While any of Austen’s communications would be of interest to fans and literary scholars, this one is particularly unique as a historical object. In it, Austen wishes Cassandra a happy new year and writes about a visit she received from six of Cassandra’s cousins the day before, telling her about the cake they ate, feeding robins, Frank’s Latin studies, and Sally’s new green dress.

A handwritten letter from Jane Austen
The Morgan Library & Museum, MA 1034.6. Photography by Schecter Lee, 2009.

“Those simple details give a sense of the texture of Austen’s everyday life—and that she thinks to communicate them to her young niece makes clear that ‘Aunt Jane’ knew just the kinds of tidbits a child of that age would relish,” Christine Nelson, the Morgan’s literary and historic manuscripts curator, tells Mental Floss.

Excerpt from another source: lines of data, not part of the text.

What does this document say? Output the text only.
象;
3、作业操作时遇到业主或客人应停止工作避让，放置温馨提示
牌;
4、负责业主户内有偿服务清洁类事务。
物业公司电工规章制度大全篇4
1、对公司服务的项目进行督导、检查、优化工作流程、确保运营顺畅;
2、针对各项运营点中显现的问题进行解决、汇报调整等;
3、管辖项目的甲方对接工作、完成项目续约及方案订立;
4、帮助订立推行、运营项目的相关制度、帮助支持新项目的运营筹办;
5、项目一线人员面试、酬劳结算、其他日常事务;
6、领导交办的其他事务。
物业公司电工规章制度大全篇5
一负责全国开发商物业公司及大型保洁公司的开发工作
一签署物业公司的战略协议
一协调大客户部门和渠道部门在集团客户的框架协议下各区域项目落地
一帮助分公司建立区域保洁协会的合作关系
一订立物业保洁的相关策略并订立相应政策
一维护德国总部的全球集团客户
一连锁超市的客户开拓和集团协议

Austen would die just six months later, making it a valuable look at the end of her life. As far as we know, no other backwards-written letters like the one sent to Cassandra have survived in Austen’s archives, according to Nelson, but she says she wouldn’t be surprised if the famous author wrote more. “Given her love of riddles and linguistic games (which comes through, of course, in her novels), I have to believe that other family members were the recipients of similarly playful epistolary gifts,” Nelson says.

If you make it to New York City, you can go decode the letter yourself in person. It will be on display at the Morgan Library until March 11, 2018.